Open godofdream opened 5 years ago
I suppose @yurymalkov can say more about it. :-)
@godofdream, Yes, there is a conceptual difference. ivf-hnsw uses hnswlib as a part and it targets billion scale scenario with low memory footprint (e.g. 1B index in 20 Gb RAM). So, it should not be as fast as hnswlib, but it is much more memory efficient. Also, @dbaranchuk is the right person to ask about it. :)
great if anyone wants to add it!
@yurymalkov : any comments on the quality of the results if the index could be possibly stored in hnswlib as well
@prateekpatelsc AFAIK it is using a fork of hnswlib, which should have a similar performance (although I haven't tested).
@yurymalkov : sorry may be my question was not clear. I meant to ask that hnsw-ivf uses quantizers (from a quick look at code), i was curious if that causes any lower recall quality for example for a dataset of size 1 million (so could have used either hnswlib or hsnw-ivf index approach). I was more curious about how much perf degrades in terms of quality and latency/throughput if i decide to use hnsw-ivf as opposed to hnswlib .
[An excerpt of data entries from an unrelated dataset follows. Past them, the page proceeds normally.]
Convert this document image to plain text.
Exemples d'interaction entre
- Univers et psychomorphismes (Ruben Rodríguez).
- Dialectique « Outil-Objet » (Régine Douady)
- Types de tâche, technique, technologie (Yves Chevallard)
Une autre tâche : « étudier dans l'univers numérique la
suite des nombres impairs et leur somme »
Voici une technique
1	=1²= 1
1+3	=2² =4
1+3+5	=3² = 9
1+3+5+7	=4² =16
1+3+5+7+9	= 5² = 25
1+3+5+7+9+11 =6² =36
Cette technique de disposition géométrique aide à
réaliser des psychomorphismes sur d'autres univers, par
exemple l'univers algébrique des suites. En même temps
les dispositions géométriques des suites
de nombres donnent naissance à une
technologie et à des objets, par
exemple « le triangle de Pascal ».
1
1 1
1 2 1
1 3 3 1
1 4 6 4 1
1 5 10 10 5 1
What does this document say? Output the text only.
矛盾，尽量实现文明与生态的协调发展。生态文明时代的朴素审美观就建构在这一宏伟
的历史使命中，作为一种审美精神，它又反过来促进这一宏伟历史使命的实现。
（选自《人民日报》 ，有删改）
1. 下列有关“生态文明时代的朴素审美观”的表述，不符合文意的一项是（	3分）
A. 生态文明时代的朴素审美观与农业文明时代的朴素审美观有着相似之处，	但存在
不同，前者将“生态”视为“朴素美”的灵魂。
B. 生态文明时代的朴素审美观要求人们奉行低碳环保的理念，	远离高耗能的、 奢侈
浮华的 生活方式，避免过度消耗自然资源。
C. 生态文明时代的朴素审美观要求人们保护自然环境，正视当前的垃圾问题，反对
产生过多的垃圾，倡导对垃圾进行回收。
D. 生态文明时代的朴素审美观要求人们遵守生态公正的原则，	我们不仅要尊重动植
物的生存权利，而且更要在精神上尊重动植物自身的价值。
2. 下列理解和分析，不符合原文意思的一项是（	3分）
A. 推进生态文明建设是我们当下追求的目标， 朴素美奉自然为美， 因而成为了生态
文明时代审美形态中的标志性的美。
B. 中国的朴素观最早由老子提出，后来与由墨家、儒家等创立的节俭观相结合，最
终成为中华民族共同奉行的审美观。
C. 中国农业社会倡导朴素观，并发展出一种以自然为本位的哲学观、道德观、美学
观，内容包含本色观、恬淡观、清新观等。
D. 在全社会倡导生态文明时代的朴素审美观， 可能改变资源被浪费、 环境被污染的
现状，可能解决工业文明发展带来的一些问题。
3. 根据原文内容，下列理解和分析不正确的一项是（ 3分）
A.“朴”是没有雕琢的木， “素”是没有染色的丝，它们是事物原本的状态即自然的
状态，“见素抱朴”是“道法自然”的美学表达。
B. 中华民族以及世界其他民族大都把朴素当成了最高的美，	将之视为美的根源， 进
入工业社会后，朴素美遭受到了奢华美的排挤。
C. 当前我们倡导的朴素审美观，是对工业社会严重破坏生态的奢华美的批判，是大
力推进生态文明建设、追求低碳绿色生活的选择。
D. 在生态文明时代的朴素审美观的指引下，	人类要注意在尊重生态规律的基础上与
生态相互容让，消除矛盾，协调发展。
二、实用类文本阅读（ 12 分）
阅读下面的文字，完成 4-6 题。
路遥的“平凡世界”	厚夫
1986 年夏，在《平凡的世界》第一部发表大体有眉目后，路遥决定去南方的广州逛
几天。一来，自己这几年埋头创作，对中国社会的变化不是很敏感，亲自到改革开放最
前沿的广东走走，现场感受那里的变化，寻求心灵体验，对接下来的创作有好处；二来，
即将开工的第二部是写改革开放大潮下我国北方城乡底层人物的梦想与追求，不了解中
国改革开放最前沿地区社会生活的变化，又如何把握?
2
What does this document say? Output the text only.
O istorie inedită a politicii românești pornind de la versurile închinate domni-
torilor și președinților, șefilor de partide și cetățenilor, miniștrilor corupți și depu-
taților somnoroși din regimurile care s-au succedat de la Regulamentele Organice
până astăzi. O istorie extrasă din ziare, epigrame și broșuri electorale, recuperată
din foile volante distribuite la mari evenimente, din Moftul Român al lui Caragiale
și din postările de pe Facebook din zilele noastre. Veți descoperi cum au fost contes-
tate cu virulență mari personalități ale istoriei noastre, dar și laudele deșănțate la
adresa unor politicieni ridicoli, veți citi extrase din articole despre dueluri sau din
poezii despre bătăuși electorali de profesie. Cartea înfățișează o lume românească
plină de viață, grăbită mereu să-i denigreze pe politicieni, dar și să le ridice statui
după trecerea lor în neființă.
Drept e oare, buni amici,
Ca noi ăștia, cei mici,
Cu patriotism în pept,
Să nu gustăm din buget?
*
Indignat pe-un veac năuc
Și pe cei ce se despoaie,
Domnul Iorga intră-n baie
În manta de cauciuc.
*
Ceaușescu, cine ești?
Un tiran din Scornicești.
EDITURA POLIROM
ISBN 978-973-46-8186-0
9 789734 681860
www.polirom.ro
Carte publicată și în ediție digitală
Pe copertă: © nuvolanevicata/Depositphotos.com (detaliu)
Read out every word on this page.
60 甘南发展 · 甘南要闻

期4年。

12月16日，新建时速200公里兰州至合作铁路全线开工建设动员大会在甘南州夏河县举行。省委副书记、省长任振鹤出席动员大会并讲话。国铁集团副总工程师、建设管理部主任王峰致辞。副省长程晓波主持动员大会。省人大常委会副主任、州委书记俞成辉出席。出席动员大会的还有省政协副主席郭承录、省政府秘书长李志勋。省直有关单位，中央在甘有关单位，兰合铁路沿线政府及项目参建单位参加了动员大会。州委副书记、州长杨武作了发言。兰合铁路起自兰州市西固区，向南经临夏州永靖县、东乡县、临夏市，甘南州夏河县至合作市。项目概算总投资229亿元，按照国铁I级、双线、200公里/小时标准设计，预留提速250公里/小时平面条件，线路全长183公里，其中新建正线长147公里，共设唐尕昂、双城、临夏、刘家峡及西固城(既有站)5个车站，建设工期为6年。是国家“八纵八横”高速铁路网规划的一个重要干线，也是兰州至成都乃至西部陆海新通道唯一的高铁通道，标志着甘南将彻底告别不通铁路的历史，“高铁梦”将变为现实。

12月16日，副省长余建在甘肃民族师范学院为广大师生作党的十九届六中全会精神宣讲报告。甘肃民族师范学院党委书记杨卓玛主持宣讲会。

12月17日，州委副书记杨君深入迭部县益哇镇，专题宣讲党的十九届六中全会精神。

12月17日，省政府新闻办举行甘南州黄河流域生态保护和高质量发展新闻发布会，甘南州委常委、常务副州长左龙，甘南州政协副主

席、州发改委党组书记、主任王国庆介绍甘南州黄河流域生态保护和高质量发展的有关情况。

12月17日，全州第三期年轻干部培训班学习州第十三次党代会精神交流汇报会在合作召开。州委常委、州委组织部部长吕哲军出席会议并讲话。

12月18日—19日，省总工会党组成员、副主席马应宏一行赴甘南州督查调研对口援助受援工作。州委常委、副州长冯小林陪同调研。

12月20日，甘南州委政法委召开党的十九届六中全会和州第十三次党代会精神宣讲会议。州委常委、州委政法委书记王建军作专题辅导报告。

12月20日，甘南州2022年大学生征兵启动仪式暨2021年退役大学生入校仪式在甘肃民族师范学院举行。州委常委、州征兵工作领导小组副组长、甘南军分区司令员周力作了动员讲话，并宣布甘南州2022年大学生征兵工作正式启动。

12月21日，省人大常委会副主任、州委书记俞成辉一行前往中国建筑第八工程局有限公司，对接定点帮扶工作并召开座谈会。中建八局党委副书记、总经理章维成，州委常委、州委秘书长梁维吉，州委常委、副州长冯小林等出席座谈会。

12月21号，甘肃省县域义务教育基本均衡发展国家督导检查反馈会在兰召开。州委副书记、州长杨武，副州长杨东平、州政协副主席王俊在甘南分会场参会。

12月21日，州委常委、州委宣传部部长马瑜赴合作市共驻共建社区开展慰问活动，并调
Also i do see https://arxiv.org/pdf/1812.09162.pdf , which tries to further reduce memory footprints and optimize on performance on top of hnsw-ivf indexes, wondering if you had a chance to look at this as well ?
I stumbled over https://github.com/dbaranchuk/ivf-hnsw
Did anyone tried to benchmark their implementation? Is there conzeptual difference between ivf-hnsw and hnsw from hnswlib or nswlib?